Accordingly, Plaintiffs' general allegations that the Board had actual or constructive knowledge of and knew and should have known of the defective condition are conclusory allegations that fail to state a claim against the Board. See Jacko v. DG Louisiana LLC, No. 20-CV-00162, 2020 WL 3022924, at *1 (W.D. La. May 15, 2020), report and recommendation adopted, No. 6:20-CV-00162, 2020 WL 3023055 (W.D. La. June 4, 2020); see also Giles v. Wal-mart Louisiana LLC, No. CV 16-2413, 2016 WL 2825778, at *1 (E.D. La. May 13, 2016). Therefore, the Board has been improperly joined. As such, the Court may ignore the Board's citizenship for the purpose of determining the existence of subject matter jurisdiction. The parties have asserted no other impediment to the Court's exercise of diversity jurisdiction, and the pleadings and notice of removal establish that diversity jurisdiction exists in this case. It is therefore recommended that Plaintiffs' Motion to Remand be DENIED. Should Plaintiffs discover additional information regarding the unnamed Defendants' citizenship, the Court will entertain a request for leave to amend and subsequent Motion to Remand at the appropriate time.
Conclusion
For the reasons discussed herein, the Court recommends that Plaintiffs' Motion to Remand (Rec. Doc. 16) be DENIED.
Under the provisions of 28 U.S.C. § 636(b)(1)(C) and Fed.R.Civ.P. 72(b), parties aggrieved by this recommendation have fourteen days from service of this report and recommendation to file specific, written objections with the Clerk of Court. A party may respond to another party's objections within fourteen days after being served with of a copy of any objections or responses to the district judge at the time of filing.

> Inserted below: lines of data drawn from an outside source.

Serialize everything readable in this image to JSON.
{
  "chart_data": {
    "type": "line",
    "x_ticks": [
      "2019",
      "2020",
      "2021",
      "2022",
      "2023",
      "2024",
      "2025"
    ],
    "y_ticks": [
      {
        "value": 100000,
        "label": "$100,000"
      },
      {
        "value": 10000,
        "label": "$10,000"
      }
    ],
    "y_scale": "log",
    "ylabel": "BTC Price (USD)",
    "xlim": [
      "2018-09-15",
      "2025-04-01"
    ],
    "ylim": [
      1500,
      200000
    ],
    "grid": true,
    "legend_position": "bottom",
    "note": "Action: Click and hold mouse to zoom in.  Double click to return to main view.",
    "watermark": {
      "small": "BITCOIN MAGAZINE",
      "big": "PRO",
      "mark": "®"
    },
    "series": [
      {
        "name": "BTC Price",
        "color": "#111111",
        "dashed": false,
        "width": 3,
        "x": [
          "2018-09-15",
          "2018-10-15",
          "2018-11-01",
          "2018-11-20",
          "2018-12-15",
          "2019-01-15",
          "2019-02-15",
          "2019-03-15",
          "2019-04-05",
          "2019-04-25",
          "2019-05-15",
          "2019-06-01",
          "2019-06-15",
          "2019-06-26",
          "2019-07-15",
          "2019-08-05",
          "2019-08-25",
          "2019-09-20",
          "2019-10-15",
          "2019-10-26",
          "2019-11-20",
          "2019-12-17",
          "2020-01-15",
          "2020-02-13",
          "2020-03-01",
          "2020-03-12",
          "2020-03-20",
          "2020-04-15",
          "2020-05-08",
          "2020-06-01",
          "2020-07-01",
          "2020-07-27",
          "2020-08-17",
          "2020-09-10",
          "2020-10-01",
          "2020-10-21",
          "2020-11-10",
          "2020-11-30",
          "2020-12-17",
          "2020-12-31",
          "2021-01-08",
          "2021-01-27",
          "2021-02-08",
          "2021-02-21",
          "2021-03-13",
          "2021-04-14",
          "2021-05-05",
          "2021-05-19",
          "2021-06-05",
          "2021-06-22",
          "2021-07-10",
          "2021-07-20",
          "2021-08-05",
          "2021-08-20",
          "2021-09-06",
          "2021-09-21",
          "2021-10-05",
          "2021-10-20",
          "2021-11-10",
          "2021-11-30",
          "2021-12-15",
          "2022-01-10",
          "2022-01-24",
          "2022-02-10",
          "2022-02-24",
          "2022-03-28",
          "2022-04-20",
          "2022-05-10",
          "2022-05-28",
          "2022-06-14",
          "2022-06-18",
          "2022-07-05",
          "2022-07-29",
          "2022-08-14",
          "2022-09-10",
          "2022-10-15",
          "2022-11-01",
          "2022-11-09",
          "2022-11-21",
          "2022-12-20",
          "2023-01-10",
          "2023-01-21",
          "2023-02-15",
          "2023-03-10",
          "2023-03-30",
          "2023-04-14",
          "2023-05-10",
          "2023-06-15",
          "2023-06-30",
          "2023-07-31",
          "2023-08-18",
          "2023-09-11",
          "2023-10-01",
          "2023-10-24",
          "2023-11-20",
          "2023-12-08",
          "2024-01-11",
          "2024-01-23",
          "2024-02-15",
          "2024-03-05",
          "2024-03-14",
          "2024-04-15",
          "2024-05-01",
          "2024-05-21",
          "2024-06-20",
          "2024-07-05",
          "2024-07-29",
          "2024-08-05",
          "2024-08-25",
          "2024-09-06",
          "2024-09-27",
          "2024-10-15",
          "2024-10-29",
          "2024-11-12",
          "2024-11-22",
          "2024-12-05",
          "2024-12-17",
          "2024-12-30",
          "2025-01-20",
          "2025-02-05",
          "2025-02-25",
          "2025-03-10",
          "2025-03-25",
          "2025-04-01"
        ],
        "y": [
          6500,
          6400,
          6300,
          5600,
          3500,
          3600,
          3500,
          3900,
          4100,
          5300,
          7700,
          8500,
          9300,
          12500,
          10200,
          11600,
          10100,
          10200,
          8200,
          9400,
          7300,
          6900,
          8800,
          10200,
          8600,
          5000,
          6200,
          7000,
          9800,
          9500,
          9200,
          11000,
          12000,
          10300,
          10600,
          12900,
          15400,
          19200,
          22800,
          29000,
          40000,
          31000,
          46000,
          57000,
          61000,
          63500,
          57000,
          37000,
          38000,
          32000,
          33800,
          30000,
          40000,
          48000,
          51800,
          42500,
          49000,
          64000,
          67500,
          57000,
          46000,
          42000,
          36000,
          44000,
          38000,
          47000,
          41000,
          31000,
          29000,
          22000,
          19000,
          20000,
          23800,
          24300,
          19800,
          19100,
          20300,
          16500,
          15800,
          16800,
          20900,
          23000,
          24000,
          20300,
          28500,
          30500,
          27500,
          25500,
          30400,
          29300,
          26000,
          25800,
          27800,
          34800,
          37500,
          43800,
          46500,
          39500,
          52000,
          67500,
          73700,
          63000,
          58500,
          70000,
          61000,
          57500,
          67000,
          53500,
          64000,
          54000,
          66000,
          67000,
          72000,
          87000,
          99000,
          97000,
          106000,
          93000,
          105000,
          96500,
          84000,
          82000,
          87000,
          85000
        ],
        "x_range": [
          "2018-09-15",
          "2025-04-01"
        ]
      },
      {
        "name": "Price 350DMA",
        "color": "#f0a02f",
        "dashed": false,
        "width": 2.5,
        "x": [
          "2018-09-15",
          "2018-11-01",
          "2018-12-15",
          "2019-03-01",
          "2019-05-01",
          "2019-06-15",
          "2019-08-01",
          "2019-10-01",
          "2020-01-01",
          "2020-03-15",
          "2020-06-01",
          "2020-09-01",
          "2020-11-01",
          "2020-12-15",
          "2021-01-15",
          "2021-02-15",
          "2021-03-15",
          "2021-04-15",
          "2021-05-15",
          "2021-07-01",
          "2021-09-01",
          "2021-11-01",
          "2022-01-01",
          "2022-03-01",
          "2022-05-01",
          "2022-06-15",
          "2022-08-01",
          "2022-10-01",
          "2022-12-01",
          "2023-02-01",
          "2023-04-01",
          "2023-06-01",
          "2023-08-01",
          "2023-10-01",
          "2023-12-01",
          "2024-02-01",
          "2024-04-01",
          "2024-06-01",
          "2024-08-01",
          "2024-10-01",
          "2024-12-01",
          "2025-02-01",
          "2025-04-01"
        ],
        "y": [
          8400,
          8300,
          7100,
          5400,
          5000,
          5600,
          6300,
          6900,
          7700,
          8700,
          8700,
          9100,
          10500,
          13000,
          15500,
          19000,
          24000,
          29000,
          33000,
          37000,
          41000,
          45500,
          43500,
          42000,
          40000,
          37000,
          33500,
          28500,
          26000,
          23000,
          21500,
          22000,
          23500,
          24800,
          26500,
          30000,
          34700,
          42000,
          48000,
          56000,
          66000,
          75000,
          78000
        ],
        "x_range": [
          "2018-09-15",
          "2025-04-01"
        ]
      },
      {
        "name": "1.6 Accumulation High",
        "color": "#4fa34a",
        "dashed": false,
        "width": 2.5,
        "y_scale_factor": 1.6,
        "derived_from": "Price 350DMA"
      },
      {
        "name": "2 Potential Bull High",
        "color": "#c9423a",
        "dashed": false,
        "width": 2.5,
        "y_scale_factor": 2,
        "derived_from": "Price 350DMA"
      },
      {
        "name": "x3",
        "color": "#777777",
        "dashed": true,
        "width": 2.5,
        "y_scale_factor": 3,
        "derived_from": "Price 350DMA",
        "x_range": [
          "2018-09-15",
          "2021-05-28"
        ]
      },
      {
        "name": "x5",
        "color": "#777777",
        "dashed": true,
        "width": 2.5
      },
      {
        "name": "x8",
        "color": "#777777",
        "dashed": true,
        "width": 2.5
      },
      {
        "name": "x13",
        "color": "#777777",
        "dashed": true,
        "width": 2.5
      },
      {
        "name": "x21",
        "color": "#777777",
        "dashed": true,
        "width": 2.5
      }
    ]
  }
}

Failure to file written objections to the proposed factual findings and/or the proposed legal conclusions reflected in the report and recommendation within fourteen days following the date of its service, or within the time frame authorized by Fed.R.Civ.P. 6(b), shall bar an aggrieved party from attacking either the factual findings or the legal conclusions accepted by the district court, except upon grounds of plain error. See Douglass v. United Services Automobile Association, 79 F.3d 1415 (5th Cir. 1996) (en banc), superseded by statute on other grounds, 28 U.S.C. §636(b)(1).